See more from this Session: Pedology Investigations in Support of Soil Survey: I
Distribution and origin of argillic horizons across Iowa
M. A. Ibrahim and C. L. Burras
Department of Agronomy, Iowa State University, Ames, IA 50011
Argillic horizons occur across 33.5% of Iowa's land area. Two-thirds of the area has Udalfs and Aqualfs. The remaining third has Argiudolls, Argiaquolls and Argialbolls. Soils in eastern and southern Iowa commonly have argillic horizons (e.g., argillic horizons cover almost 90% of some counties) while central and northwestern Iowa have the fewest (e.g., 0% in some counties). This general distribution has variously been attributed to trends in - and combinations of - rainfall, native biota, and parent material. Merit exists for each of these hypotheses. Conversely, uncertainty exists for each especially after argillic horizon distribution is evaluated regionally. That is, Nebraska, South Dakota and Minnesota have argillic horizons in soils where “Iowa” thinking would predict they should not form. This study investigates the relationship between argillic horizon occurrence and location across Iowa. We hypothesize the presence and magnitude of argillic horizon expression is a function of whole catena characteristics. The data undergirding our study comes from a variety of NRCS and Iowa Cooperative Soil Survey databases and pedon descriptions.
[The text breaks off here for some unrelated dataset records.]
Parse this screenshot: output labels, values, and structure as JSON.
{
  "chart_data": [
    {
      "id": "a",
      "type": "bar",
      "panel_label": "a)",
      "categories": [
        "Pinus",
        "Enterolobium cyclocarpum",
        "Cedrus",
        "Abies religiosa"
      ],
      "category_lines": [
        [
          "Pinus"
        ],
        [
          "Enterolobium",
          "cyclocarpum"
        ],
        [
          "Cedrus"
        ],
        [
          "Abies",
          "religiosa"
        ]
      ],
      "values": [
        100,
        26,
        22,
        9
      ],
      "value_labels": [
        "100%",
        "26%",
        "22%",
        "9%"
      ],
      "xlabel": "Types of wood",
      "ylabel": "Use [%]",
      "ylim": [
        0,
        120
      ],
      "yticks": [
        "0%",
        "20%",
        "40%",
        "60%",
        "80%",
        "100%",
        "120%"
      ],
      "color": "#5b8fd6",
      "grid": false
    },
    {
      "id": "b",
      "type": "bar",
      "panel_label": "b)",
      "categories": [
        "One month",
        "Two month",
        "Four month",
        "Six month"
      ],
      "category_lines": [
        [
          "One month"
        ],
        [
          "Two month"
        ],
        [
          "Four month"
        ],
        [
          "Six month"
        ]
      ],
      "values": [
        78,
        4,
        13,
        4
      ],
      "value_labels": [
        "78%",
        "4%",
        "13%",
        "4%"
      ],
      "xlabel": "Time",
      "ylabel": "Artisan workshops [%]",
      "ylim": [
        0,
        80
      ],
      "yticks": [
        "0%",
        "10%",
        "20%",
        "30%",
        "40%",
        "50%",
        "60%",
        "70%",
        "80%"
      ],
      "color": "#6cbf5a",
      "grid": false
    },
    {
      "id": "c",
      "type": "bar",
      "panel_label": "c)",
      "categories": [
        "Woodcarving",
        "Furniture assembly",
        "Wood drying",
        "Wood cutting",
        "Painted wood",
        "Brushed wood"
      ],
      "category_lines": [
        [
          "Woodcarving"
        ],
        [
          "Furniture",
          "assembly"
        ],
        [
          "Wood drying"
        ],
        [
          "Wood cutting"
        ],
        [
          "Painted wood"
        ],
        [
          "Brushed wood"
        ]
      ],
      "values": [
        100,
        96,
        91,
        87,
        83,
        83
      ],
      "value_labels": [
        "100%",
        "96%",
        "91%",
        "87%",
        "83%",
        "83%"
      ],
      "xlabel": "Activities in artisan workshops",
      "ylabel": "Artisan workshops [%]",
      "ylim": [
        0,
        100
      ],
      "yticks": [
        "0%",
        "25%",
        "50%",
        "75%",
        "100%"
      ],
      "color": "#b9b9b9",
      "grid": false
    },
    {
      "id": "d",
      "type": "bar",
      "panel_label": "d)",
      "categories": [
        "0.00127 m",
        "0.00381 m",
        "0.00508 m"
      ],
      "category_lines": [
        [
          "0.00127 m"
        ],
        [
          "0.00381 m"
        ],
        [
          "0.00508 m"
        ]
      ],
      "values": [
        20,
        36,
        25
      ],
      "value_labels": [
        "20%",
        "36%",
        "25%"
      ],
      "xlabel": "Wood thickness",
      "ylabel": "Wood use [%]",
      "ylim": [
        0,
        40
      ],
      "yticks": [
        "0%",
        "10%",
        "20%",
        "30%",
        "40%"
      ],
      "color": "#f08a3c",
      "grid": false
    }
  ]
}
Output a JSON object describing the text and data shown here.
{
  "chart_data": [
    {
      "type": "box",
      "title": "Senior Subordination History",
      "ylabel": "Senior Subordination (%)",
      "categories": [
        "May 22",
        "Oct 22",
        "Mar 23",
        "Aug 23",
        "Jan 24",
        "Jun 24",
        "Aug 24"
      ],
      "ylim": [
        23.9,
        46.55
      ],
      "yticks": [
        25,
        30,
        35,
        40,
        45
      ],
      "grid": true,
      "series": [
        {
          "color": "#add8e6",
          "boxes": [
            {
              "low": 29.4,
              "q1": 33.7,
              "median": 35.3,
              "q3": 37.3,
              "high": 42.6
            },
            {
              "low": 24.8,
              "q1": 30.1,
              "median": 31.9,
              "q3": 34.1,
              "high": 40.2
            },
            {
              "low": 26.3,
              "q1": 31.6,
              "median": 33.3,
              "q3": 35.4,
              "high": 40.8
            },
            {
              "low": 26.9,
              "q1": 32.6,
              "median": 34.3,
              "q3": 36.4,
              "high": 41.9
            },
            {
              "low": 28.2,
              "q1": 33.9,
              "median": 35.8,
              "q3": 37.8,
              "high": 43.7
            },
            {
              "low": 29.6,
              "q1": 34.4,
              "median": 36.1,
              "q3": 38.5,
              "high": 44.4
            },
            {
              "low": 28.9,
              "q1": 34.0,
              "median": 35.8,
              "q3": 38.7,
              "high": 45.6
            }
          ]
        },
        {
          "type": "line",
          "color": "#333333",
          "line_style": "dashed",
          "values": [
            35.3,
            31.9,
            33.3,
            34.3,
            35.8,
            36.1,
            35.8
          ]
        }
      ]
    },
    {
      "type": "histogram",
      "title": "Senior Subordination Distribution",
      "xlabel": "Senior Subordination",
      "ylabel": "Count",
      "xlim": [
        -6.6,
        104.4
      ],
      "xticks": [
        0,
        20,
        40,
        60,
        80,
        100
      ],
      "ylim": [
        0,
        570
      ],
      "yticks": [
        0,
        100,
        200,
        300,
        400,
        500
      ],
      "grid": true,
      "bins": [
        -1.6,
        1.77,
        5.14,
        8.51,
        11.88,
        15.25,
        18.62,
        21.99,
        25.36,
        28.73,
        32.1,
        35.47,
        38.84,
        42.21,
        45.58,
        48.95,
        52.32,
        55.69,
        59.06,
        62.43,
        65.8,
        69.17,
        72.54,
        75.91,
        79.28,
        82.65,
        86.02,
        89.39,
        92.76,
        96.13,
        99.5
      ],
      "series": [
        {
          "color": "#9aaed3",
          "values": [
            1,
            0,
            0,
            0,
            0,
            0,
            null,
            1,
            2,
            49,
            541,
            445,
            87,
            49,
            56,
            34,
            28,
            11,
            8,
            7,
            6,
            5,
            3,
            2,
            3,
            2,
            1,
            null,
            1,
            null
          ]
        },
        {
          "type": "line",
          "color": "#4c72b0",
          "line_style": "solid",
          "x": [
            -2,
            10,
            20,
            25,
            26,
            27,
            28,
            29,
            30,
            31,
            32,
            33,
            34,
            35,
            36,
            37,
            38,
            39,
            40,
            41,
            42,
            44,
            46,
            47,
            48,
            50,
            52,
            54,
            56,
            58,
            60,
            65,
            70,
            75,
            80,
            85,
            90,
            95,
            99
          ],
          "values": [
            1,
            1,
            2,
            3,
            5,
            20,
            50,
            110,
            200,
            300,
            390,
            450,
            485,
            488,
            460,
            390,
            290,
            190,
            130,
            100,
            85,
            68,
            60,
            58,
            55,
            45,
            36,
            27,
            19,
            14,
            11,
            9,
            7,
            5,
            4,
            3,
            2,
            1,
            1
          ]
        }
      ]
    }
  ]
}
Our analyses are via GIS. Our preliminary interpretation is open drainage systems generally have upland soils with well-expressed argillic horizons. The exception is when the average slope of the watershed exceeds between 5 and 10%. Closed catenas rarely have any soil with an argillic horizon. We attribute this to catena-wide destabilization of silicate minerals that occurs in response to depressional hydrophytes demand for silica as a nutrient.